Other Lab Members
Erin Overholt is our lab manager and she comes to us with multiple talents after receiving two Master's degrees at Miami University, one in Zoology and the other in life science education. Her experience ranges from monitoring water quality to studying fish communities to developing environmental education programs. She participates in the ongoing UV research ranging from the laboratory at Miami University to field research in Ohio reservoirs, Pocono lakes in Pennsylvania, and to alpine systems throughout the country and beyond.
Robert Moeller, a research scientist, is interested in the effects of UV on phytoplankton photosynthesis, photoprotective compounds, and the dietary transfer of these compounds to zooplankton. He has analyzed concentrations of carotenoids and mycosporine-like amino acids (MAAs) in zooplankton from Argentina, Alaska, and the Beartooth Mountains of Wyoming as well as from our local Pennsylvania lakes, and found pronounced differences in MAA concentrations related to environmental UV exposure levels. Robert has a diverse range of talents, including paleolimnology, and he is pictured here with a freeze coring device that he uses to sort out paleoclimate signals in lakes in Pennsylvania.
Carrie Kissman is a post-doctoral researcher in the Global Change Limnology Lab studying the effects of climate change, through indirect forcing mechanisms, on aquatic communities in the Beartooth Mountain lakes of Montana and Wyoming. She also is investigating how a stable hydrogen isotope, deuterium, can be used as an indicator of organic material source in alpine and sub-alpine lake systems. This work is being done in collaboration with Monika Winder at TERC.

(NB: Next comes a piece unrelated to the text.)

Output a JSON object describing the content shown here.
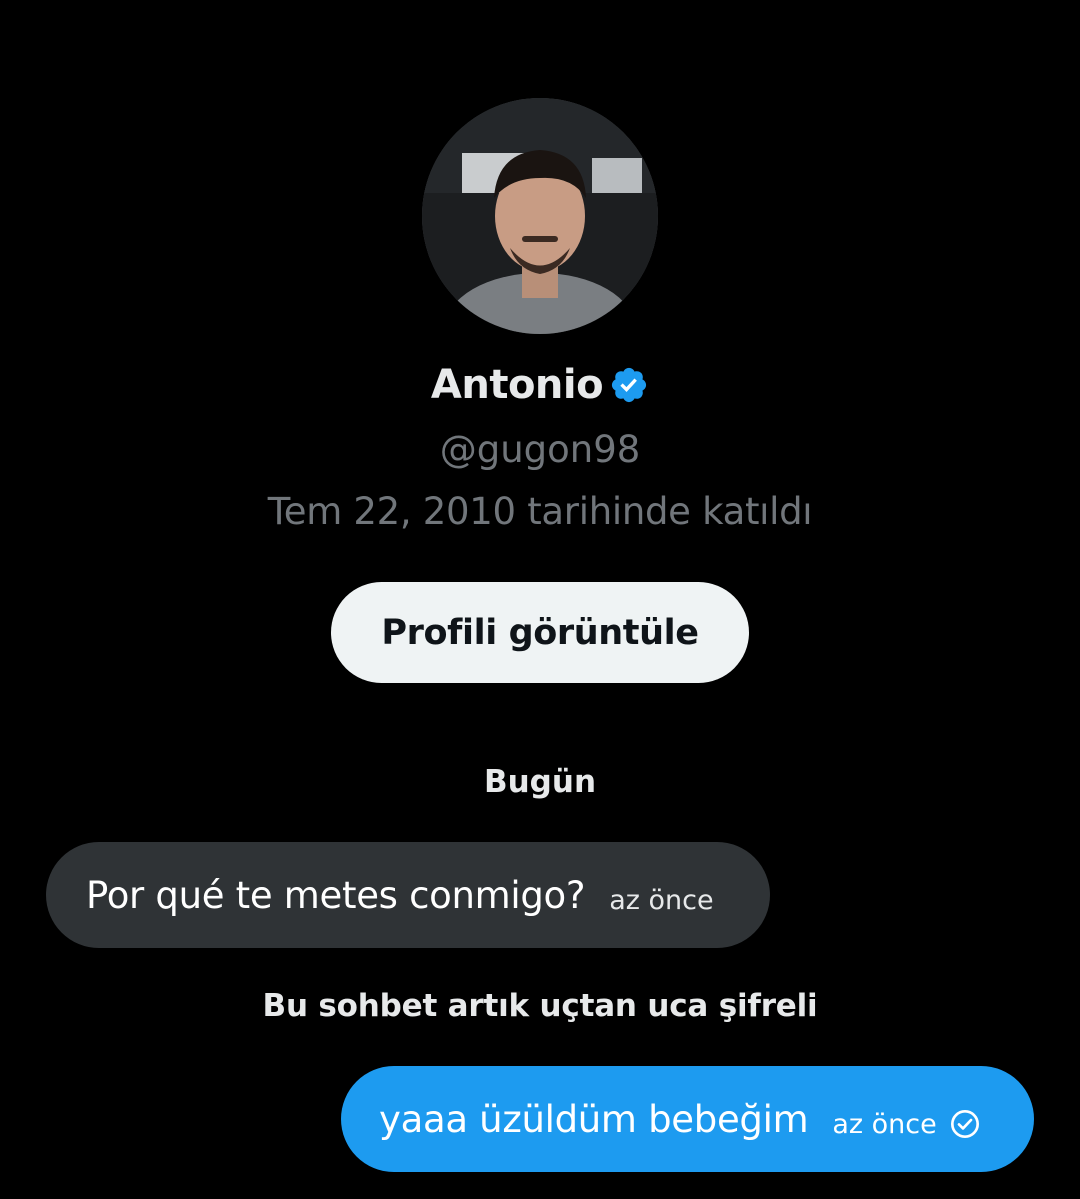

Paula Hogan, a teacher at Lebanon High School, received a Research Experience for Teachers (RET) award from NSF to conduct paleolimnological work with the Williamson Lab during the summer of 2009. Paula identified cladocerans and copepods in sediment cores from Beartooth Mountain and Glacier National Park lakes to reconstruct past zooplankton assemblages. Looking at these patterns, as well as changes in the diatom community and trends in historic lake TOC, Paula worked to understand how changes in climate affected historic lakes species assemblages.